Decreased numbers of Sirpα^hi DCs in the thymus of nfκb1^−/− mice. Comparison of DC numbers (conventional, Sirpα^hi and Sirpα^lo) from the thymus of wt and nfκb1^−/− mice. DCs were analysed on four pooled thymi per genotype, staining for CD11c, Sirpα and CD45R: cDCs were gated as CD11c^hiCD45⁻ cells and analysed for Sirpα expression. Data show two independent experiments using a total of eight mice per genotype.

Figure 8

Thymic memory-like CD8⁺ T cells populate the periphery of nfκb1^−/− mice. (A) Phenotype of wt and nfκb1^−/− CD4⁺ and CD8⁺ splenic T cells. Values indicate percentages of cells in gated areas. Data represent at least nine mice per genotype. (B) Mean (±s.e.m.) numbers of total splenocytes, CD8⁺ T cells, naive (CD44^loCD122^lo) and memory-like (CD44^hiCD122^lo and CD44^hiCD122^hi) CD8⁺ T cells. Expression of CD44 and CD122 by wt and nfκb1^−/− splenic CD8⁺ T cells is shown in Supplementary Figure S3E. Data in (A) and (B) are representative of three experiments (n>9 mice per genotype). (C) Percentages of IFN-γ producing T cells from wt and nfκb1^−/− mice. Splenocytes were stimulated with plate-bound anti-CD3/anti-CD28 Abs (both 10 μg/ml) and stained for IFN-γ, CD4 and CD8 expression.
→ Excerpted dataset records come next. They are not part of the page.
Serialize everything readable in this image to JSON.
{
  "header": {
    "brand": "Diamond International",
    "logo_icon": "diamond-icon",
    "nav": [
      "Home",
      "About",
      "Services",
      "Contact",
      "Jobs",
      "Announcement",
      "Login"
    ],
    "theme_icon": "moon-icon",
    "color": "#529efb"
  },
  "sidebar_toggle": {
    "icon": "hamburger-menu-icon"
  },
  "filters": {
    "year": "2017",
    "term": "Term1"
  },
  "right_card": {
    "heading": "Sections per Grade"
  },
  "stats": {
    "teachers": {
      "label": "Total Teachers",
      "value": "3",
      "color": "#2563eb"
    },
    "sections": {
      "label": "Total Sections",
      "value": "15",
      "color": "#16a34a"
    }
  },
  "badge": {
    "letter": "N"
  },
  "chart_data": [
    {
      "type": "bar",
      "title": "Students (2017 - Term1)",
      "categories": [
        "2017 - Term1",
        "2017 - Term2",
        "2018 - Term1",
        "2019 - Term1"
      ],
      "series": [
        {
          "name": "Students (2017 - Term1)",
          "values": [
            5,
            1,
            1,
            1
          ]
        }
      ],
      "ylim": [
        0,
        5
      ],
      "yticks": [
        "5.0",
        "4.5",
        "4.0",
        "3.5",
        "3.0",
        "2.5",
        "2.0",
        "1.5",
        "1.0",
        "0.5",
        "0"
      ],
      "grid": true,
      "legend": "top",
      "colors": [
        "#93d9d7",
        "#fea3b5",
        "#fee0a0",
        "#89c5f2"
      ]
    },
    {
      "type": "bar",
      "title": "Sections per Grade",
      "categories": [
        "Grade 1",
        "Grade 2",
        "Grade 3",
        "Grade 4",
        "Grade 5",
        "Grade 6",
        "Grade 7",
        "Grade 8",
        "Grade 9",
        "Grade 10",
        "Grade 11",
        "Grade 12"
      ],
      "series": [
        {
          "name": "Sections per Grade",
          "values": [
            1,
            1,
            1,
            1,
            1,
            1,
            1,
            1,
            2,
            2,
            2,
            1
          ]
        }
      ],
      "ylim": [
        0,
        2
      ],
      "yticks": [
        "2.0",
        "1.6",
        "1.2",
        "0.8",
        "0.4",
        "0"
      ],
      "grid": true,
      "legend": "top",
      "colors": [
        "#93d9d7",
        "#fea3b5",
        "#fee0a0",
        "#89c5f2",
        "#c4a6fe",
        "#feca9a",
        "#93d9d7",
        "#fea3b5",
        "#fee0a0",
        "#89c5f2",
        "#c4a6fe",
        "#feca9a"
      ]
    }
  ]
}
Stains were performed on duplicate samples every hour and sample flow profiles shown in Supplementary Figure S3E. Data are representative of two independent experiments. (D) Memory-like CD8⁺ T cells home to the periphery of nfκb1^−/− mice. Wt and nfκb1^−/− mice were injected intrathymically with FITC or PBS (mock injected). After 20 h, mice were euthanised and mesenteric lymph nodes harvested and processed for immunofluorescent staining. FITC⁺ (Recent Thymic Emigrants) and FITC⁻ (Resident) T cells were examined for CD4 and CD8 expression. Values indicate percentages of cells in each gated region. CD44 expression gated on Recent Thymic Emigrants or Resident CD8⁺ T cells from wt and nfκb1^−/− mice. (E) Absolute numbers of RTE and resident T cells (mean±s.e.m.; n=5 per genotype) calculated from T-cell percentages and total lymph node cell numbers. P-values were determined by an unpaired two-tailed Student's t-test.